To the hit of last year's holiday party, I'm re-posting instructions (plus a video made after a few glasses of wine) for Devil's Fruitcake or "watered fruitcake." Watering fruitcake is a trick I'd learned inspired by the book, Fruitcake: Heirloom Recipes and Memories of Truman Capote and Cousin Sook, received on my birthday last year. I forgot to demonstrate in the video, however, "moving the cake around."
Devil's Fruitcake (watered fruitcake)
Ingredients:
Directions:
Ingredients:
1 store-bought fruitcake
Brandy (unflavored)
Directions:
- Remove the fruitcake from its outer packaging, leaving its baking liner in place.
- With a long, thin piercing tool (such as a skewer) poke several long, diagonal holes throughout the fruitcake in intersecting directions.
- Place the fruitcake in a covered, glass casserole dish (or other suitable container) and carefully pour 1-2 tablespoons of brandy over the entire top of the cake.
- 'Move the fruitcake around' to evenly distribute the brandy throughout the cake.
- Place the covered casserole in the refrigerator.
- Every other day, "water" the fruitcake with 1 tablespoon brandy, remembering to 'move the cake around.'
- For each slice eaten (always slice when cold to prevent breaking), dress the exposed side with 1 teaspoon brandy.
- Serve with whipped cream if desired.
Note: If you have a time limit for preparing your devil's fruitcake, you can water the cake daily, but no more than four days. When the cake begins to resemble a "moist cake" and loses its original firmness, it's ready--don't water it anymore.
Let me know if you make this "Devil's Fruitcake" and what you (or your friends) think of it!
After re-viewing the video, I noticed some slight missteps: each watering will always consist of (at least) a full tablespoon of brandy, not a teaspoon.
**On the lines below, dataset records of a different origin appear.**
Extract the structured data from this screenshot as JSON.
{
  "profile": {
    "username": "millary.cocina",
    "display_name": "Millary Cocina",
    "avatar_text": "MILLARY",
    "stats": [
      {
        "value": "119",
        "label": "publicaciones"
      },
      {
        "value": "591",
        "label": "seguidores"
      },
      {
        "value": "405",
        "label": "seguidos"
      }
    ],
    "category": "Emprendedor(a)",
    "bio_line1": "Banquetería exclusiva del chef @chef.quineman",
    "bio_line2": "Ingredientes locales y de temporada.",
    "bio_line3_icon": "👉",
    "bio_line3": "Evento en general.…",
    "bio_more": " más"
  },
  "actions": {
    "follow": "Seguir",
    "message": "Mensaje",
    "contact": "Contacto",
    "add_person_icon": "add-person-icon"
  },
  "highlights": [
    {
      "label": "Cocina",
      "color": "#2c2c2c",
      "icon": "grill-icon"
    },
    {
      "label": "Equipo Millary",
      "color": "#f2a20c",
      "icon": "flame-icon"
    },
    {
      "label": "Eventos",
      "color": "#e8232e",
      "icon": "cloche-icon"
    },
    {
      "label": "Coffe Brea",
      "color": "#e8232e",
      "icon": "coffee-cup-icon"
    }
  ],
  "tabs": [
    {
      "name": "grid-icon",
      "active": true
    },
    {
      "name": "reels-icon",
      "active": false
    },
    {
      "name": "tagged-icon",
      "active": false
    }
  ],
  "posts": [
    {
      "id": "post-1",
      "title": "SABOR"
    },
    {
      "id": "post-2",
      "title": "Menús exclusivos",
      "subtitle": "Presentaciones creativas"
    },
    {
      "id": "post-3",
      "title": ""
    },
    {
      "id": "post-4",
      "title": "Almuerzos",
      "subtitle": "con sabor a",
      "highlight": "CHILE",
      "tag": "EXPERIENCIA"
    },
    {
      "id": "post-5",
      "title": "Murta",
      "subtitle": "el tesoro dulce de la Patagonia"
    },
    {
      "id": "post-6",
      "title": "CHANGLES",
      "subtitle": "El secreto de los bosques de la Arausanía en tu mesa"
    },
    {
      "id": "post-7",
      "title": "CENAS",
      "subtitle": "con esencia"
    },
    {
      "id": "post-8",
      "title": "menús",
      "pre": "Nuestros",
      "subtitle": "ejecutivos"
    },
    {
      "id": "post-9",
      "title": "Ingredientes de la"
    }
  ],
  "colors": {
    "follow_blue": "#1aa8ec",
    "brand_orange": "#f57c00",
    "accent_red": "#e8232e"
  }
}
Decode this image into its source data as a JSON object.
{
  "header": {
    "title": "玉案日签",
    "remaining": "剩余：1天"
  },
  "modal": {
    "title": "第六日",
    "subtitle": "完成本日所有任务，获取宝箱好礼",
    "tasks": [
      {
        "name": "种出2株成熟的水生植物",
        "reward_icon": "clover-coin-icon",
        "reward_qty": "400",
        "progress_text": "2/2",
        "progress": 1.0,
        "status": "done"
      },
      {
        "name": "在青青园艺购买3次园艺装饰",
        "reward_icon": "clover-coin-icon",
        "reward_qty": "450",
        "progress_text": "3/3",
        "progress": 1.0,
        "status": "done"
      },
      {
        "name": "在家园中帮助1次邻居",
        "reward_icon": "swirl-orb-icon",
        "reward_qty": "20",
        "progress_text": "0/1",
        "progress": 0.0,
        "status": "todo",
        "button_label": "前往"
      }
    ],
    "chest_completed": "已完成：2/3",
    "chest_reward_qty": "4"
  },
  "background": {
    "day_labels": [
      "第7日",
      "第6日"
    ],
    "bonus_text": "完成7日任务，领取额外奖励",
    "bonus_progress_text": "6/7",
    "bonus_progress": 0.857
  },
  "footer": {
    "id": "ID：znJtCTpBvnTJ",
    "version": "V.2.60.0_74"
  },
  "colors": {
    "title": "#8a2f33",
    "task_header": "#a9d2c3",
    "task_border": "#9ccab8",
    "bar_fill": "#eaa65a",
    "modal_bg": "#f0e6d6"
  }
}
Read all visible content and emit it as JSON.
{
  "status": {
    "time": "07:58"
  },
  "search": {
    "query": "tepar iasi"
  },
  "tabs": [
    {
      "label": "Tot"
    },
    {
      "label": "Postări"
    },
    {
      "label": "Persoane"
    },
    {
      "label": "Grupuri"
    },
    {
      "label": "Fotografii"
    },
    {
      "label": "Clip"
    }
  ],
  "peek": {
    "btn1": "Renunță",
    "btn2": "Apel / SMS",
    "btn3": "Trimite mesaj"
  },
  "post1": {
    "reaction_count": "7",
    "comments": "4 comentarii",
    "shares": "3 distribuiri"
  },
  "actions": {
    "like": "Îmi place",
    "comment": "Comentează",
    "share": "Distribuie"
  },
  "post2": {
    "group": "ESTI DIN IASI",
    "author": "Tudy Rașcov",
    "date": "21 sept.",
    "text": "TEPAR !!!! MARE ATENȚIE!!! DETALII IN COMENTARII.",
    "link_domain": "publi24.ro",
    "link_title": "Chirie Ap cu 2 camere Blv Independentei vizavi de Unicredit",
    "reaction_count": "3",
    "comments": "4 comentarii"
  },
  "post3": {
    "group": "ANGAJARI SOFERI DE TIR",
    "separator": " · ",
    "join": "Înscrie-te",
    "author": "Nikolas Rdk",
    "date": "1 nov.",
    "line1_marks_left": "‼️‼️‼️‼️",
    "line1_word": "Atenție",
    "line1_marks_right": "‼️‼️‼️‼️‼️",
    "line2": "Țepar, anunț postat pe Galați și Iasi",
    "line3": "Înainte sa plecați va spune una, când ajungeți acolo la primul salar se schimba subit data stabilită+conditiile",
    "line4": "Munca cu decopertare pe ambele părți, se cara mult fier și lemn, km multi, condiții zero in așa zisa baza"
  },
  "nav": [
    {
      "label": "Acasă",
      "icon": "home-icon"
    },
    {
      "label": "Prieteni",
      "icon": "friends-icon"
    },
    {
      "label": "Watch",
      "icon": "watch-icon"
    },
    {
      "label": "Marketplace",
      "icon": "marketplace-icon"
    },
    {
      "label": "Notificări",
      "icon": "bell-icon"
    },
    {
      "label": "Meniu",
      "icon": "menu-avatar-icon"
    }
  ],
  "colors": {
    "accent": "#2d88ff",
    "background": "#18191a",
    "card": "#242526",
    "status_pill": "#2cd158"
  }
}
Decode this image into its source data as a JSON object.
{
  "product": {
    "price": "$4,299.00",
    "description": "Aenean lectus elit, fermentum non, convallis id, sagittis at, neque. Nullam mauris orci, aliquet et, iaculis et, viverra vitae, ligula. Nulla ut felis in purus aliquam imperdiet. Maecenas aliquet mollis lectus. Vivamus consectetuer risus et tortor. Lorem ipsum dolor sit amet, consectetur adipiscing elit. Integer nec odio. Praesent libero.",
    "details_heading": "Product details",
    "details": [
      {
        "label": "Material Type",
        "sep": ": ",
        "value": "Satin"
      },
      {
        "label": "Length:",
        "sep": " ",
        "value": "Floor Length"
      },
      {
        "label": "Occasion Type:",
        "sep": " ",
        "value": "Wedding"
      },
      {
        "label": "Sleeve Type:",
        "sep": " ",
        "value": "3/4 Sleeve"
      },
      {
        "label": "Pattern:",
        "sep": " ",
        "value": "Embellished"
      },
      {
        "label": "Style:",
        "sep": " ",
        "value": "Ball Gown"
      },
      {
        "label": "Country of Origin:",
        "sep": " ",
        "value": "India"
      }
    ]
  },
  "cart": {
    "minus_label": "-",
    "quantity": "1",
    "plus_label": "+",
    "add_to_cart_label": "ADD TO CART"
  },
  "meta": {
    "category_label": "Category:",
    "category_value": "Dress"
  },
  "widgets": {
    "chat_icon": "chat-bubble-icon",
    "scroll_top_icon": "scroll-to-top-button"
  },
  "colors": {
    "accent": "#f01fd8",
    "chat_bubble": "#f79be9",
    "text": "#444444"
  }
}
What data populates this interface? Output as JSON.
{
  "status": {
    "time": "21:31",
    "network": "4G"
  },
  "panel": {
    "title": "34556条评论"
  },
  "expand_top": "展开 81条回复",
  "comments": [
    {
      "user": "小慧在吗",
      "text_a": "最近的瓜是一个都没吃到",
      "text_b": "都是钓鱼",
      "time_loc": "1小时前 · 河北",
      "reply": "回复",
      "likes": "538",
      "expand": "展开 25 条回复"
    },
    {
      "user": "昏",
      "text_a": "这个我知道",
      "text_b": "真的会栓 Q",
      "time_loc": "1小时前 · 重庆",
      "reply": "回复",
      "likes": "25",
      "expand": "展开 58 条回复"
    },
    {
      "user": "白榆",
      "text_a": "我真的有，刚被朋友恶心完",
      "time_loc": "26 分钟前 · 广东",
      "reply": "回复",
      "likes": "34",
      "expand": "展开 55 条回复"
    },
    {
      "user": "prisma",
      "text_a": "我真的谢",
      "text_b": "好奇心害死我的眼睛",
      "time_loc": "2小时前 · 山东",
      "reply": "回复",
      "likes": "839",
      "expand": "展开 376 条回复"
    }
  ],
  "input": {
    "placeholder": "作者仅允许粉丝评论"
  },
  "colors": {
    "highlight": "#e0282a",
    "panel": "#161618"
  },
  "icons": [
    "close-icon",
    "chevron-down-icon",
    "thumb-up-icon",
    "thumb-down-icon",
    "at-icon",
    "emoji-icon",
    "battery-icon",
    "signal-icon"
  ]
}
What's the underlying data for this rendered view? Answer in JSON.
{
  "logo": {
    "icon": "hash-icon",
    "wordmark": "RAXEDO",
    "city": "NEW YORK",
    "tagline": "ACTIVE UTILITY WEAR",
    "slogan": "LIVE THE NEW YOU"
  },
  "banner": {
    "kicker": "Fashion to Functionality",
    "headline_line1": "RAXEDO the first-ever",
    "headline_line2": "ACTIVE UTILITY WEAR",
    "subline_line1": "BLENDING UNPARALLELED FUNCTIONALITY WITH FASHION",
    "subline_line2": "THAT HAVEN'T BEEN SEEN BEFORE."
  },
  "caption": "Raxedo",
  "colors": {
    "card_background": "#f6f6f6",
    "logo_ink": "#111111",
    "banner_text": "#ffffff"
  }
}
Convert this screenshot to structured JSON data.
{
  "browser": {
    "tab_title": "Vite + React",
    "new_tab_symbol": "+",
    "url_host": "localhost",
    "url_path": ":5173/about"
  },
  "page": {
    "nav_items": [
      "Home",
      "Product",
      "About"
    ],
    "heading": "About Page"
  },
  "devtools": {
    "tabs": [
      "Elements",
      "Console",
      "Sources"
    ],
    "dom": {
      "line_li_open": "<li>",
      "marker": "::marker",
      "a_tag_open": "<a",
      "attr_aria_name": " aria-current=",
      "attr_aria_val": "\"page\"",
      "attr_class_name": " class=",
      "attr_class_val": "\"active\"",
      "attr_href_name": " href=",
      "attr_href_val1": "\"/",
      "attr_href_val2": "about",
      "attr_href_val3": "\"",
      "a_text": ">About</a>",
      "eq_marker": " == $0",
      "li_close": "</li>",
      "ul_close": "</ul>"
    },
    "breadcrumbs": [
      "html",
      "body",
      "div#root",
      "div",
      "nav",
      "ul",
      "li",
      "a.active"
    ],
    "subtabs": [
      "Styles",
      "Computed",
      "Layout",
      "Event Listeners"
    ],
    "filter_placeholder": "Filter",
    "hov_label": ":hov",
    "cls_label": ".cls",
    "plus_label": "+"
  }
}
Only at presentation will it be dressed with a maximum of one teaspoon. And actually, you can water the cake more than six days, just be sure stop when it starts to resemble a 'moist sponge cake'--otherwise you may end up with a cake that falls apart. At day four of this cake: "It gets markedly better with age."
4 comments:
Update: even the day after the first watering, David said the fruitcake was SOOOO MUCH better!